Qu’est-ce qui a donc changé entre la fin décembre et la fin janvier pour que soudain ce qui entravait la naissance du gouvernement ne soit plus un obstacle ? La question mérite d’être posée, même si elle n’a pas encore de réponse claire. En tout cas, depuis la rencontre « secrète », ou du moins loin des caméras, mercredi soir, au palais de Baabda, entre le chef de l’État Michel Aoun, le Premier ministre désigné Saad Hariri et le ministre Gebran Bassil, la tendance était à l’optimisme. Un optimisme qui s’est confirmé hier soir avec la formation du nouveau gouvernement de Saad Hariri.
Comme par miracle, le problème de la représentation des six députés sunnites de la « Rencontre consultative » au sein du gouvernement a été réglé.
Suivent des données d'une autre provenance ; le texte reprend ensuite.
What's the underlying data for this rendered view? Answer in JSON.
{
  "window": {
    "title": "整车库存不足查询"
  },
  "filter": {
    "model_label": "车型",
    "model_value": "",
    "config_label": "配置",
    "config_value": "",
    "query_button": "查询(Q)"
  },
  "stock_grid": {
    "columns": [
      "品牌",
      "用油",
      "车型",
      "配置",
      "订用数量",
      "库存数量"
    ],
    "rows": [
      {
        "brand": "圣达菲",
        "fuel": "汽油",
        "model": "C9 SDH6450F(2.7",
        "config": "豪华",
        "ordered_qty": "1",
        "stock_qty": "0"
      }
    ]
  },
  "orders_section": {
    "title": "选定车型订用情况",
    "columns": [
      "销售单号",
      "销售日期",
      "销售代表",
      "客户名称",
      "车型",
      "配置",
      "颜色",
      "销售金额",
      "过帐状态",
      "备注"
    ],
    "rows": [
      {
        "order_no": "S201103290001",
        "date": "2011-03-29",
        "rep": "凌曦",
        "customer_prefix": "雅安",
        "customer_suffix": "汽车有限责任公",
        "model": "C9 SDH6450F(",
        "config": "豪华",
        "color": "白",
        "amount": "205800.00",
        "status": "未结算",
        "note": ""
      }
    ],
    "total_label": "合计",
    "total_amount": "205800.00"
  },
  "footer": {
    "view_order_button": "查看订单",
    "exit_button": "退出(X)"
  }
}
Un compromis à la libanaise a été trouvé, et il fait de la personnalité choisie un ministre avec une double casquette : il participe aux réunions du bloc du Liban fort (CPL et président) tout en votant, le cas échéant, selon les directives de la Rencontre consultative. Il a fallu tout le brio de Hussein Khalil, conseiller politique du secrétaire général du Hezbollah Hassan Nasrallah, pour faire accepter ce scénario par les six députés sunnites. M. Khalil s’est en effet réuni mardi soir avec « le groupe des six » pour les convaincre de trouver une solution qui sauve la face à toutes les parties concernées.
Le choix de la personnalité qui représente la Rencontre consultative devait se faire entre deux noms : Osman Majzoub, proche du député et ancien ministre Fayçal Karamé, et Hassan Mrad, fils du député Abdel Rahim Mrad. C’est ce dernier, pour lequel le CPL et le Hezbollah penchaient, qui sera finalement désigné, alors que le chef du gouvernement était plus favorable au premier.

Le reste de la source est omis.